如何解决使用一个数据集上一列中的日期设置一年范围向前,以在 R 中与 id 匹配的不同数据集上查找日期
我有两个数据集,(dt1) 一个带有“开始”日期,每个 ID 最多两个条目(因为这些是 L 或 R 眼手术的条目)和一个 (dt2) 具有多个日期的第二个数据库在开始日期之前和之后。这些不仅限于眼科手术,还包括任何其他医疗保健就诊。我想在我的数据集中所有 id 的手术 L 和 R 的开始日期的一年内寻找一个事件。如果他们有结果,我想通过偏向性来匹配他们。如果他们没有,那么在一年内最后一次访问时没有侧向匹配(lat)。先前的结果只是开始日期之前的结果或“事件”的数量,先前结果的总和。
id lat year status date
1 le 18 1 2018-07-06
1 re 11 1 2011-04-12
2 le 15 0 2015-01-10
2 re 11 0 2011-07-20
3 NA 10 1 2010-02-18
3 bilat 13 1 2013-09-26
id lat outcome date year
1: 1 NA 0 2015-07-06 15
2: 1 le 0 2019-04-03 19
3: 1 le 1 2019-04-30 19
4: 1 re 1 2011-07-14 11
5: 1 re 1 2015-09-10 15
6: 1 re 1 2008-07-14 8
7: 2 NA 0 2015-11-10 15
8: 2 re 0 2012-04-23 12
9: 2 NA 0 2015-02-18 15
10: 2 57 0 2008-12-01 8
11: 3 57 0 2014-01-15 14
12: 3 NA 0 2014-02-21 14
13: 3 bilat 1 2014-02-28 14
我希望决赛桌看起来像这样
id lat year status date outcome end_date prior_outcome
1 le 18 1 2018-07-06 1 2019-04-30 3
1 re 11 1 2011-04-12 1 2011-07-14 1
2 le 15 0 2015-01-10 0 2015-11-10 0
2 re 11 0 2011-07-20 0 2012-04-23 0
3 NA 10 1 2010-02-18 0 <NA> 0
3 bilat 13 1 2013-09-26 1 2014-02-28 0
这里是数据集的代码
dates <- as.Date(c("2018-07-06","2011-04-12","2015-01-10","2011-07-20","2010-02-18","2013-09-26"))

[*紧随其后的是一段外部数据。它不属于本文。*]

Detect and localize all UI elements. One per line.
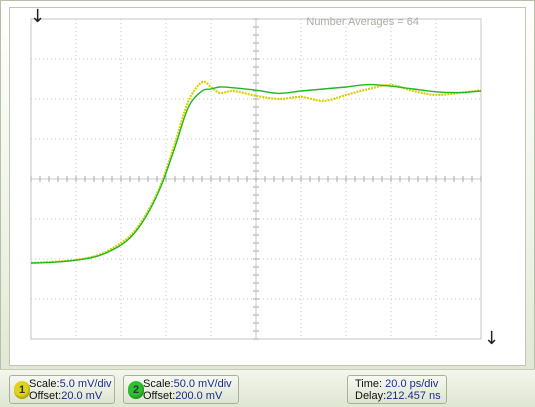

dt1 <- data.table(id=c(1,1,2,3,3),lat=c("le","re","le","NA","bilat"),year= c(18,11,15,10,13),status=status <- c(1,1),date= dates)
dates2 <- as.Date(c('2015-07-06','2019-04-03','2019-04-30','2011-07-14','2015-09-10','2008-07-14','2015-11-10','2012-04-23','2015-02-18','2008-12-01','2014-01-15','2014-02-21','2014-02-28' ))
dt2 <- data.table(id=c(1,lat=c("NA","57",outcome = c(0,date= dates2,year= c(15,19,08,12,14,14))
我尝试过这样的事情,但它在原始集合中不起作用,因为我在开始日期之前得到结果,所以我假设代码可能在这个小数据集中起作用,但实际上,这是不正确的不知何故。
#left join dt1 and dt2
dt1_dt2 <- left_join( dt2,dt1,by= "id",suffix=c("2event","1op"))
#filter does with outcome after date1
dt1_dt2$tdiff = difftime(dt1_dt2$date2event,dt1_dt2$date1op,units= "days")
dt1_dt2 = dt1_dt2 %>% filter(outcome== 1) %>%
filter(tdiff <= 365,tdiff >= 0)
#then match on the closest date since farthest was not supported
setDT(dt1)
setDT(dt1_dt2)
setkey(dt1,id,lat) #key set to match
dt3 <- dt1_dt2[,date2,by =.(id,lat2),roll ="nearest"] #how can I keep all variables?
dt3 = unique(dt3,by = c("id","date2","lat2"))
解决方法
更新答案
# construct complete data
da <- merge(dt1,dt2,by=c("id","lat"),all.x = TRUE,suffixes = c("_start","_end"))
# select desired columns => add tdiff ==> replace outcome == NA with 0
da2 <- da[,.(id,lat,year_start,status,date_start,outcome,date_end)][,tdiff := as.numeric( difftime(date_end,units= "days"))][,outcome:=fifelse(is.na(outcome),outcome)]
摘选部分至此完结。